From misspelling my grad student instructor (GSI)’s name wrong on my first ever college paper, to not even knowing the name of my GSI until twenty minutes before my math midterm.
Or having awkward talks in club socials.
Or dropping a whole folder of papers while running to catch the bus.
Or thinking I showed up 10 minutes early to my 4pm class, but my class actually started at 3:30 and I was 20 minutes late.

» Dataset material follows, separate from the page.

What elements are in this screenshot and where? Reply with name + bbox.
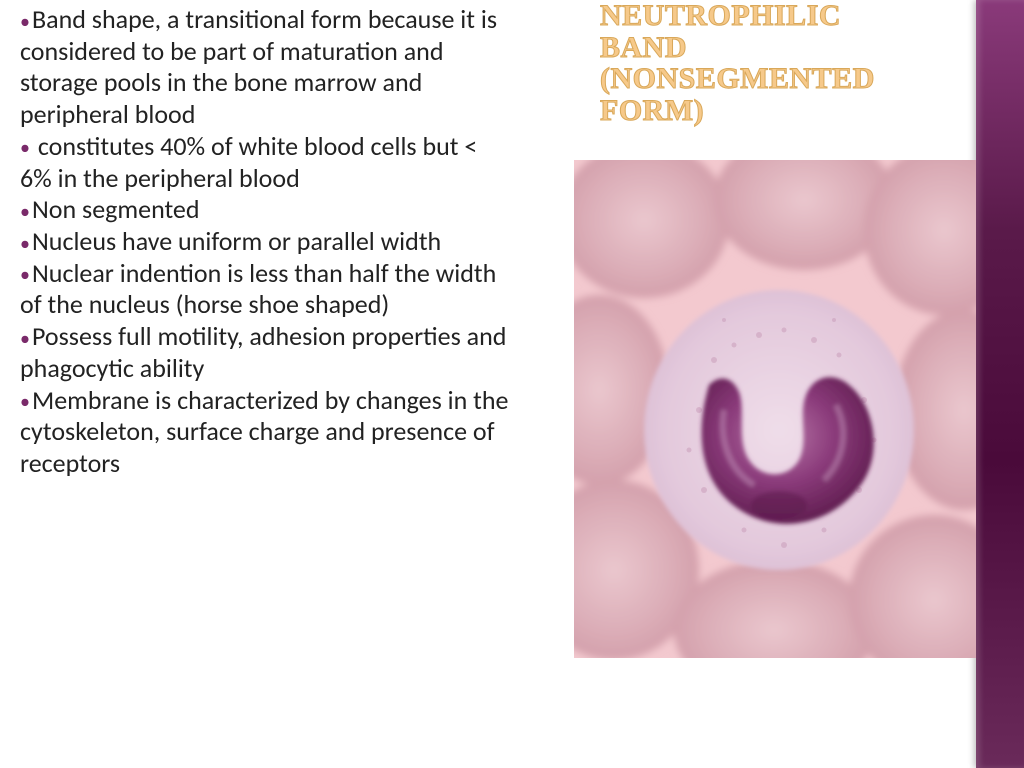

Or being so sleep-deprived in class that I didn’t recognize my own notebook and tried to return it to the people next to me (everyone was confused).
The list goes on.
College is full of ups and downs, and as I approach my final year in college, I’m left wondering how I’m going to sum up my experience at Cal after I graduate, and what I can do in my time left here. I’ve gone through college trying to escape my feelings of social awkwardness and trying to take more initiative in my surroundings, while also trying to avoid taking too many L’s in the process.

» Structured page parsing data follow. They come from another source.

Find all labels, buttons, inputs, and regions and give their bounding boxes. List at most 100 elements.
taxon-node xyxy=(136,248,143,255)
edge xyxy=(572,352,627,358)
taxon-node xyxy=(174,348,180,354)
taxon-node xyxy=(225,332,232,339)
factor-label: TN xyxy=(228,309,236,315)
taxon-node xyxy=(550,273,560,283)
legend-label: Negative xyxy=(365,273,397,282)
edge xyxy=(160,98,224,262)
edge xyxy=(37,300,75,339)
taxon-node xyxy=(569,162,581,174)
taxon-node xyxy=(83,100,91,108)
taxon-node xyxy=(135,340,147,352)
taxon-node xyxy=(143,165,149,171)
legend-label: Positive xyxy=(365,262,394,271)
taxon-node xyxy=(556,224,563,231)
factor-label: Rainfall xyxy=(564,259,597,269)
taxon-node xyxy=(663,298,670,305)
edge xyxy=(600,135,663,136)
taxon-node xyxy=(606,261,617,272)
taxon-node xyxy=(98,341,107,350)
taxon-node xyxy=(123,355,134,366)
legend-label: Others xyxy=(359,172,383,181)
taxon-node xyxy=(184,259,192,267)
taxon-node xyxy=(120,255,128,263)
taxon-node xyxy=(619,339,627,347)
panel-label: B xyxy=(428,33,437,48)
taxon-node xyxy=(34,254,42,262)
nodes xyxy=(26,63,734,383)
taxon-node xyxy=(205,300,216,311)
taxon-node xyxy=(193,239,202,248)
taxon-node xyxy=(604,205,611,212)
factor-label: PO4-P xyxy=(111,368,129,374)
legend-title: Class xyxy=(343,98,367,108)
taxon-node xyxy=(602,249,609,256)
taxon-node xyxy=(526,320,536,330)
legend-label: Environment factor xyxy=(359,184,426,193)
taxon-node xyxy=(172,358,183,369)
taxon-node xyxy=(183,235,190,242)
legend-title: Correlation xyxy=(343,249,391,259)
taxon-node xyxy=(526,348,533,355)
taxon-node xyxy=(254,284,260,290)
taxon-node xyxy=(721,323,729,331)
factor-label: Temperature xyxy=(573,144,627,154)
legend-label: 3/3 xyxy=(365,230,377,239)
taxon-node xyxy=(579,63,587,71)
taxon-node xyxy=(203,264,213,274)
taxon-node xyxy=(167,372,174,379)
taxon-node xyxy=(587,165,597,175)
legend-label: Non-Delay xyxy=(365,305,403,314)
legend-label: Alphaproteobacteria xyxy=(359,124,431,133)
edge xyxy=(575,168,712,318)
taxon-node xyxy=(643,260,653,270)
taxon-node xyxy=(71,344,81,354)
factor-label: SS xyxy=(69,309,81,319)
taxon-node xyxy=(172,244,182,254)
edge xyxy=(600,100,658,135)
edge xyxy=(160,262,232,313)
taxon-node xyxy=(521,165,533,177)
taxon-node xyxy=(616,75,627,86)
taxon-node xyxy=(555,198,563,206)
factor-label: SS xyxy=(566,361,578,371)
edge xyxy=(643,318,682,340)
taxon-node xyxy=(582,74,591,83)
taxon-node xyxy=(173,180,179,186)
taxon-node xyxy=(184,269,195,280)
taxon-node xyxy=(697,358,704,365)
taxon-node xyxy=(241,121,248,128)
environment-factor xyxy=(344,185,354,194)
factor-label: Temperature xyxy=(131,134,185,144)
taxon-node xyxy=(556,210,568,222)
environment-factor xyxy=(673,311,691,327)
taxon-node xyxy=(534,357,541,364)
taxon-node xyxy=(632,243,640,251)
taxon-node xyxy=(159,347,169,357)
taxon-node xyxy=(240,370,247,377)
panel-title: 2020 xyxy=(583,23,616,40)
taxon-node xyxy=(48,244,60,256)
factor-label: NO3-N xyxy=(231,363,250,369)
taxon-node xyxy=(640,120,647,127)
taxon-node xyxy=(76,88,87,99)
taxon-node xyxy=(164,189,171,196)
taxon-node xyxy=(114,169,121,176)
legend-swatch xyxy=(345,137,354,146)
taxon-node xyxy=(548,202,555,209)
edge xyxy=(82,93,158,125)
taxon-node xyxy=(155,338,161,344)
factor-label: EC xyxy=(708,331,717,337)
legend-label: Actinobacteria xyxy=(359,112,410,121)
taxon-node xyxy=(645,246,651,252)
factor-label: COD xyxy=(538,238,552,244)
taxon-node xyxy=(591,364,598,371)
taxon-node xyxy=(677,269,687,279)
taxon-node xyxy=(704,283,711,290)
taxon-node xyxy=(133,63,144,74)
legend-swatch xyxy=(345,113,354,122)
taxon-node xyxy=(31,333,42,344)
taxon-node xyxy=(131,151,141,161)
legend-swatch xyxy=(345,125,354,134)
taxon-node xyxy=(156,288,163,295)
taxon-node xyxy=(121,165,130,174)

Frankly, that wasn’t how life worked out for me (the L’s part especially); college has shaped who I am in so many ways that if I were to go back and time and give my high school self any advice, it’d be to embrace what is to come. Ups, downs, sidetracks, shortcuts, long roads. Even all the L’s that I’ve taken, no matter how cringey or humorous or maddening they stack up in my life.

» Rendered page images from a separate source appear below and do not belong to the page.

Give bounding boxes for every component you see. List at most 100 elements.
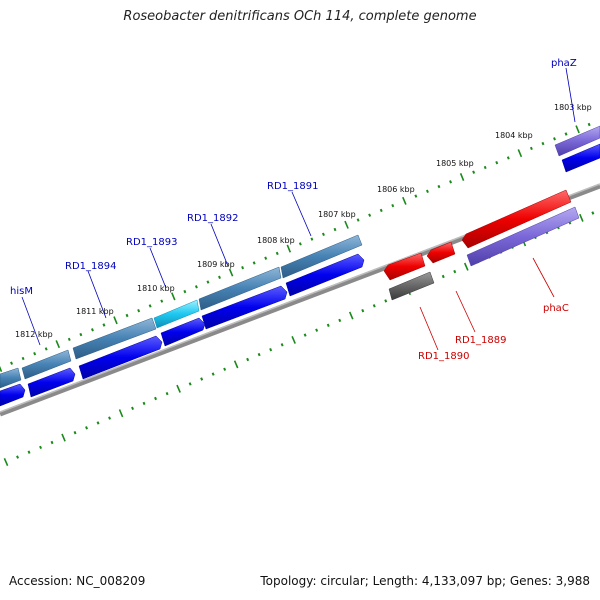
inner-ring-minor-tick: [73, 431, 77, 435]
outer-ring-minor-tick: [587, 122, 591, 127]
inner-ring-minor-tick: [108, 416, 112, 420]
inner-ring-major-tick: [579, 213, 584, 222]
outer-ring-minor-tick: [21, 356, 25, 361]
outer-tick-ring: [0, 122, 591, 373]
outer-ring-major-tick: [171, 292, 176, 301]
cds-arrow-RD1_1894[interactable]: [78, 335, 163, 380]
tick-label-1807: 1807 kbp: [318, 210, 356, 219]
inner-ring-minor-tick: [338, 318, 342, 323]
outer-ring-minor-tick: [495, 161, 499, 165]
label-hisM[interactable]: hisM: [10, 286, 33, 297]
cds-arrow-hisM[interactable]: [27, 367, 76, 398]
tick-label-1805: 1805 kbp: [436, 159, 474, 168]
outer-ring-minor-tick: [241, 266, 245, 270]
outer-ring-minor-tick: [183, 289, 187, 294]
gene-bar-RD1_1893[interactable]: [153, 299, 200, 329]
gene-bar-left-edge[interactable]: [0, 367, 22, 389]
outer-ring-minor-tick: [414, 194, 418, 198]
outer-ring-minor-tick: [321, 232, 325, 236]
outer-ring-minor-tick: [275, 251, 279, 256]
outer-ring-major-tick: [344, 220, 349, 229]
label-leader-lines: [21, 67, 576, 351]
gene-bar-RD1_1892[interactable]: [198, 266, 282, 311]
cds-arrow-left-edge[interactable]: [0, 383, 26, 407]
inner-ring-minor-tick: [361, 309, 365, 313]
gene-labels: phaZ RD1_1891 RD1_1892 RD1_1893 RD1_1894…: [10, 58, 577, 362]
outer-ring-major-tick: [517, 149, 523, 158]
outer-ring-minor-tick: [541, 141, 545, 146]
outer-ring-minor-tick: [368, 213, 372, 217]
inner-ring-minor-tick: [441, 274, 445, 279]
inner-ring-major-tick: [61, 433, 66, 442]
genome-summary-text: Topology: circular; Length: 4,133,097 bp…: [260, 574, 590, 588]
label-phaC[interactable]: phaC: [543, 303, 569, 314]
cds-arrow-RD1_1891[interactable]: [285, 253, 365, 297]
outer-ring-minor-tick: [564, 132, 568, 136]
outer-ring-minor-tick: [437, 184, 441, 189]
outer-ring-minor-tick: [356, 218, 360, 222]
gene-bar-phaZ[interactable]: [554, 125, 600, 157]
label-RD1_1892[interactable]: RD1_1892: [187, 213, 238, 224]
gene-bar-RD1_1891[interactable]: [280, 234, 363, 279]
inner-ring-major-tick: [118, 409, 124, 418]
outer-ring-minor-tick: [148, 304, 152, 308]
cds-arrow-phaC[interactable]: [461, 189, 572, 249]
inner-ring-minor-tick: [27, 450, 31, 454]
inner-ring-minor-tick: [96, 421, 100, 425]
label-RD1_1890[interactable]: RD1_1890: [418, 351, 469, 362]
outer-ring-minor-tick: [206, 280, 210, 284]
inner-ring-minor-tick: [50, 440, 54, 445]
outer-ring-minor-tick: [310, 237, 314, 241]
cds-arrow-RD1_1889[interactable]: [426, 241, 456, 264]
outer-ring-major-tick: [0, 365, 3, 373]
inner-ring-minor-tick: [326, 323, 330, 327]
label-RD1_1889[interactable]: RD1_1889: [455, 335, 506, 346]
inner-ring-major-tick: [463, 262, 469, 271]
inner-ring-minor-tick: [280, 343, 284, 347]
outer-ring-minor-tick: [218, 275, 221, 279]
outer-ring-minor-tick: [125, 313, 129, 318]
inner-ring-minor-tick: [211, 372, 215, 376]
cds-arrow-phaZ[interactable]: [561, 143, 600, 173]
inner-ring-major-tick: [291, 335, 296, 344]
outer-ring-minor-tick: [472, 170, 476, 174]
outer-ring-major-tick: [402, 196, 407, 205]
outer-ring-minor-tick: [44, 347, 48, 351]
outer-ring-minor-tick: [391, 203, 395, 208]
gene-bar-RD1_1894[interactable]: [72, 317, 157, 360]
label-RD1_1893[interactable]: RD1_1893: [126, 237, 177, 248]
inner-ring-minor-tick: [200, 377, 204, 381]
outer-ring-minor-tick: [425, 189, 429, 193]
label-phaZ[interactable]: phaZ: [551, 58, 577, 69]
forward-cds-track: [0, 143, 600, 407]
map-title: Roseobacter denitrificans OCh 114, compl…: [123, 9, 477, 24]
inner-ring-minor-tick: [223, 367, 227, 371]
inner-ring-minor-tick: [315, 328, 319, 332]
outer-ring-minor-tick: [449, 180, 453, 184]
inner-ring-major-tick: [3, 457, 9, 467]
gene-bar-phaC[interactable]: [466, 206, 580, 267]
inner-ring-minor-tick: [154, 396, 158, 401]
label-RD1_1894[interactable]: RD1_1894: [65, 261, 116, 272]
outer-ring-minor-tick: [529, 146, 533, 151]
inner-ring-minor-tick: [165, 392, 169, 396]
cds-arrow-RD1_1893[interactable]: [160, 317, 206, 347]
gene-bar-RD1_1890[interactable]: [388, 271, 435, 301]
tick-label-1812: 1812 kbp: [15, 330, 53, 339]
inner-ring-minor-tick: [188, 382, 192, 386]
outer-ring-major-tick: [55, 340, 61, 349]
inner-ring-minor-tick: [142, 401, 146, 406]
gene-bar-hisM[interactable]: [21, 349, 72, 380]
inner-ring-minor-tick: [16, 455, 20, 459]
inner-ring-minor-tick: [372, 304, 376, 308]
cds-arrow-RD1_1892[interactable]: [201, 285, 288, 330]
outer-ring-minor-tick: [90, 328, 94, 332]
outer-ring-minor-tick: [102, 323, 106, 327]
label-RD1_1891[interactable]: RD1_1891: [267, 181, 318, 192]
cds-arrow-RD1_1890[interactable]: [383, 252, 426, 281]
outer-ring-minor-tick: [194, 285, 198, 289]
inner-ring-minor-tick: [85, 426, 89, 430]
tick-label-1804: 1804 kbp: [495, 131, 533, 140]
reverse-track: [383, 189, 580, 301]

As I approach senior year with so many ideas on what I want to do before I leave, I’ve learned that I wouldn’t have grown to be who I am without all of my mistakes–all my L’s. I’ve spent a lot of my time wishing that I didn’t make so many mistakes, but truthfully, I’m coming to terms with embracing them more. Because honestly, all the L’s I stacked don’t always mean losses. In fact, these experiences have lead me to so many things like love, life lessons, leadership, (en)lightenment, and definitely things to laugh about.
I know that in senior year, I’ll be taking on new leadership roles, learning how to write more creatively, getting out of my comfort zone somehow, or just exploring more of the place I’ve called home for the past three years. I think that everyone comes to college expecting to have a destination at the end of their journey, but for me ever after three years, I still have no set destination on where I will be by the end of it. And that’s kind of terrifying, but I’m learning to be more okay with it. But also, I know that I’ll have to take some L’s along the way to shape my path and help me figure all this out, and maybe they’ll help lead me somewhere.